As night follows day when courts make this stuff up, they spend the rest of their lives having to cut back on it because every clever defense lawyer argues that, in his client’s particular case, some minor police or prosecutor error is so monumental as to be “shocking” and thus to demand that the indictment be dismissed. The motion never succeeds because the dimension of “shock” we’re talking about never happens — and because, now that the exclusionary rule is fully applicable against the states, if you find yourself without an illegal search argument, and you’re reduced to claiming “outrageous government misconduct,” you’re basically out of luck (I want to say “SOL,” but this blog called is Ordered Liberty for a reason!).
The whole thing is pretty silly, but that doesn’t stop defense lawyers from feeling, as The Hill puts it, “justified in seeking a mistrial” — even though they know the mistrial motion doesn’t have a prayer.
Yes, if someone at DOJ leaks to Congress wiretap information that did not get used in a defendant’s case, that may be a bad thing to do. If they catch the leaker, he can be fired, disciplined, or even prosecuted if the leak is serious enough. But the leak has utterly nothing to do with the evidence-gathering process by which the wiretap defendants were investigated, prosecuted and convicted. It has nothing to do with the way the case was presented at the trial (assuming there was a trial). So there is obviously no colorable motion that the defendant has been prejudiced by “outrageous government misconduct.”

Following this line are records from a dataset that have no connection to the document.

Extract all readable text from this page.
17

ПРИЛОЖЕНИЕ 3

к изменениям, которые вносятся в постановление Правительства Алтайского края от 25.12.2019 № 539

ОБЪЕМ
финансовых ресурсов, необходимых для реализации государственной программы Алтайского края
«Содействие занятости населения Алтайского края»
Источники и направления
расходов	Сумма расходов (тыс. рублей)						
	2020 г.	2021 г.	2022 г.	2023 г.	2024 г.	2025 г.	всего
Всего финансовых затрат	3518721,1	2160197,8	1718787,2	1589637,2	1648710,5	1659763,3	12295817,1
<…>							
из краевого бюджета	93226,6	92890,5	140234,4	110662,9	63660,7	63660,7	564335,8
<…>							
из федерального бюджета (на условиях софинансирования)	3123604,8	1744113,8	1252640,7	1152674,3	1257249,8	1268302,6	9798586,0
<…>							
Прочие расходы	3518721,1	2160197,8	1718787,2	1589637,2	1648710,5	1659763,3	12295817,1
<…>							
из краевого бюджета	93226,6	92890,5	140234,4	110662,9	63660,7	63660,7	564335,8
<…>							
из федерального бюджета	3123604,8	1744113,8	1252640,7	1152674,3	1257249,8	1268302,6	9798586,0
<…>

In fact, even if the information we’re talking about had gotten leaked during the defendant’s trial — i.e., during the time when it actually could have unfairly prejudiced the jury against the defendant — it is still highly unlikely that there would have been a mistrial. These things happen a lot. A trial is a very human process, and there are no perfect ones. The way the system deals with inevitable error is to have the trial judge give the jury a “limiting instruction” not to consider information to which they should not have been exposed. The law assumes that juries follow these instructions, and in my experience the jurors are generally conscientious in doing what judges tell them to do. In any event, it is exceedingly rare for unfairly prejudicial information to result in a mistrial.

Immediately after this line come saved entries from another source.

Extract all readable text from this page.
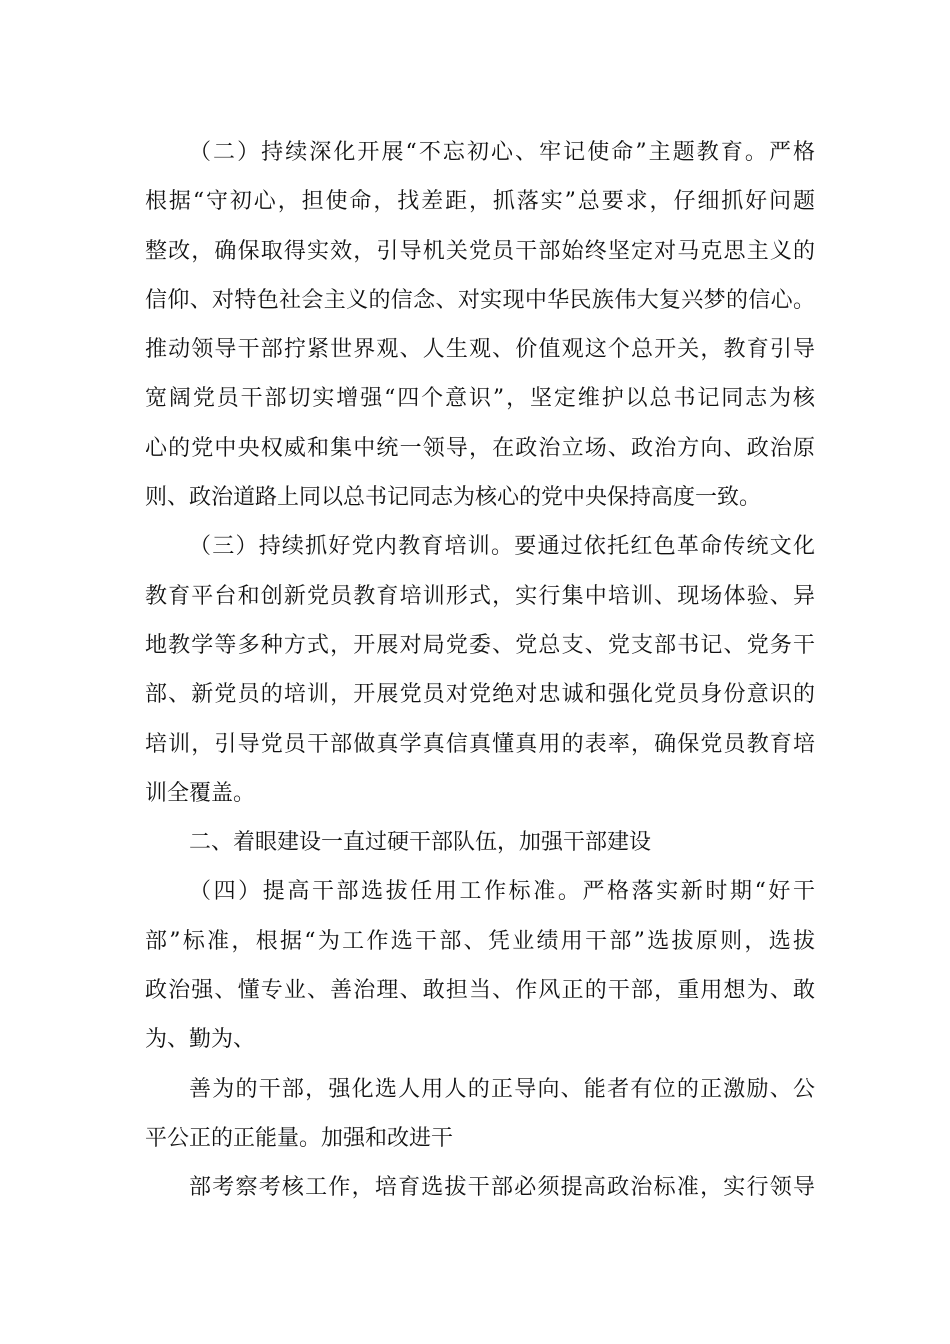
（二）持续深化开展“不忘初心、牢记使命”主题教育。严格
根据“守初心，担使命，找差距，抓落实”总要求，仔细抓好问题
整改，确保取得实效，引导机关党员干部始终坚定对马克思主义的
信仰、对特色社会主义的信念、对实现中华民族伟大复兴梦的信心。
推动领导干部拧紧世界观、人生观、价值观这个总开关，教育引导
宽阔党员干部切实增强“四个意识”，坚定维护以总书记同志为核
心的党中央权威和集中统一领导，在政治立场、政治方向、政治原
则、政治道路上同以总书记同志为核心的党中央保持高度一致。
（三）持续抓好党内教育培训。要通过依托红色革命传统文化
教育平台和创新党员教育培训形式，实行集中培训、现场体验、异
地教学等多种方式，开展对局党委、党总支、党支部书记、党务干
部、新党员的培训，开展党员对党绝对忠诚和强化党员身份意识的
培训，引导党员干部做真学真信真懂真用的表率，确保党员教育培
训全覆盖。
二、着眼建设一直过硬干部队伍，加强干部建设
（四）提高干部选拔任用工作标准。严格落实新时期“好干
部”标准，根据“为工作选干部、凭业绩用干部”选拔原则，选拔
政治强、懂专业、善治理、敢担当、作风正的干部，重用想为、敢
为、勤为、
善为的干部，强化选人用人的正导向、能者有位的正激励、公
平公正的正能量。加强和改进干
部考察考核工作，培育选拔干部必须提高政治标准，实行领导
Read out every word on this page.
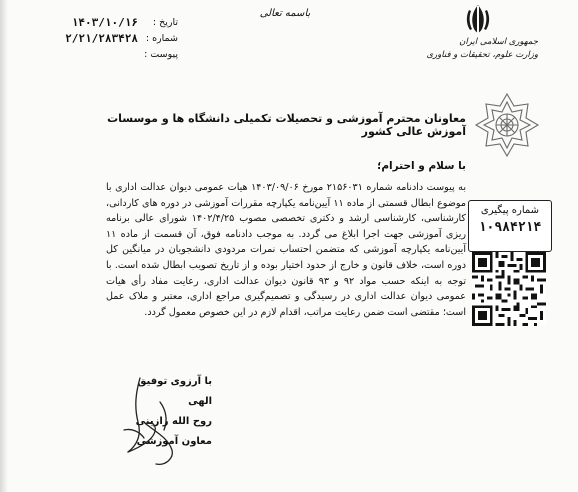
باسمه تعالی
تاریخ :
۱۴۰۳/۱۰/۱۶
شماره :
۲/۲۱/۲۸۳۴۲۸
پیوست :
جمهوری اسلامی ایران
وزارت علوم، تحقیقات و فناوری
معاونان محترم آموزشی و تحصیلات تکمیلی دانشگاه ها و موسسات آموزش عالی کشور
با سلام و احترام؛
به پیوست دادنامه شماره ۲۱۵۶۰۳۱ مورخ ۱۴۰۳/۰۹/۰۶ هیات عمومی دیوان عدالت اداری با موضوع ابطال قسمتی از ماده ۱۱ آیین‌نامه یکپارچه مقررات آموزشی در دوره های کاردانی، کارشناسی، کارشناسی ارشد و دکتری تخصصی مصوب ۱۴۰۲/۴/۲۵ شورای عالی برنامه ریزی آموزشی جهت اجرا ابلاغ می گردد. به موجب دادنامه فوق، آن قسمت از ماده ۱۱ آیین‌نامه یکپارچه آموزشی که متضمن احتساب نمرات مردودی دانشجویان در میانگین کل دوره است، خلاف قانون و خارج از حدود اختیار بوده و از تاریخ تصویب ابطال شده است. با توجه به اینکه حسب مواد ۹۲ و ۹۳ قانون دیوان عدالت اداری، رعایت مفاد رأی هیات عمومی دیوان عدالت اداری در رسیدگی و تصمیم‌گیری مراجع اداری، معتبر و ملاک عمل است؛ مقتضی است ضمن رعایت مراتب، اقدام لازم در این خصوص معمول گردد.
شماره پیگیری
۱۰۹۸۴۲۱۴
با آرزوی توفیق الهی
روح الله رازینی
معاون آموزشی
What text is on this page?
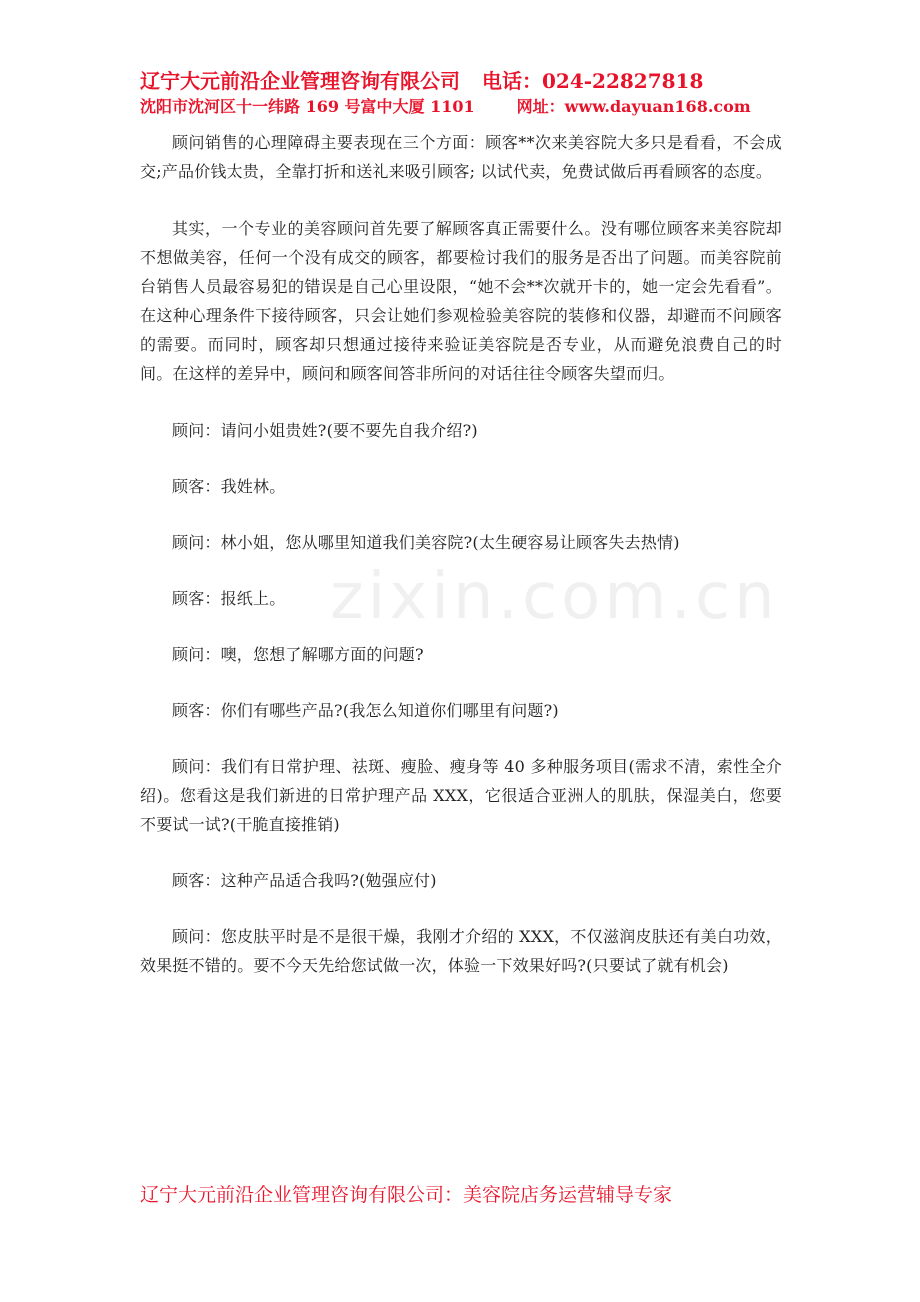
辽宁大元前沿企业管理咨询有限公司 电话：024-22827818
沈阳市沈河区十一纬路 169 号富中大厦 1101	网址：www.dayuan168.com
zixin.com.cn

顾问销售的心理障碍主要表现在三个方面：顾客**次来美容院大多只是看看，不会成交;产品价钱太贵，全靠打折和送礼来吸引顾客; 以试代卖，免费试做后再看顾客的态度。

其实，一个专业的美容顾问首先要了解顾客真正需要什么。没有哪位顾客来美容院却不想做美容，任何一个没有成交的顾客，都要检讨我们的服务是否出了问题。而美容院前台销售人员最容易犯的错误是自己心里设限，“她不会**次就开卡的，她一定会先看看”。在这种心理条件下接待顾客，只会让她们参观检验美容院的装修和仪器，却避而不问顾客的需要。而同时，顾客却只想通过接待来验证美容院是否专业，从而避免浪费自己的时间。在这样的差异中，顾问和顾客间答非所问的对话往往令顾客失望而归。

顾问：请问小姐贵姓?(要不要先自我介绍?)

顾客：我姓林。

顾问：林小姐，您从哪里知道我们美容院?(太生硬容易让顾客失去热情)

顾客：报纸上。

顾问：噢，您想了解哪方面的问题?

顾客：你们有哪些产品?(我怎么知道你们哪里有问题?)

顾问：我们有日常护理、祛斑、瘦脸、瘦身等 40 多种服务项目(需求不清，索性全介绍)。您看这是我们新进的日常护理产品 XXX，它很适合亚洲人的肌肤，保湿美白，您要不要试一试?(干脆直接推销)

顾客：这种产品适合我吗?(勉强应付)

顾问：您皮肤平时是不是很干燥，我刚才介绍的 XXX，不仅滋润皮肤还有美白功效，效果挺不错的。要不今天先给您试做一次，体验一下效果好吗?(只要试了就有机会)

辽宁大元前沿企业管理咨询有限公司：美容院店务运营辅导专家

Of course, if the leak does not happen until after the trial, there is no chance that it could have affected the jury. Thus it is frivolous to suggest that leaks of wiretap information to Congress by a DOJ mole could result in dangerous criminals having their convictions reversed.
The interesting question is: Will Holder, in order to change the subject from the embarrassing Fast and Furious fiasco, launch an investigation of his own department for whistleblower leaks to Congress while turning a blind eye to the far more damaging Obama administration leaks of national defense information for the New York Times’ recent contribution to the president’s re-election campaign?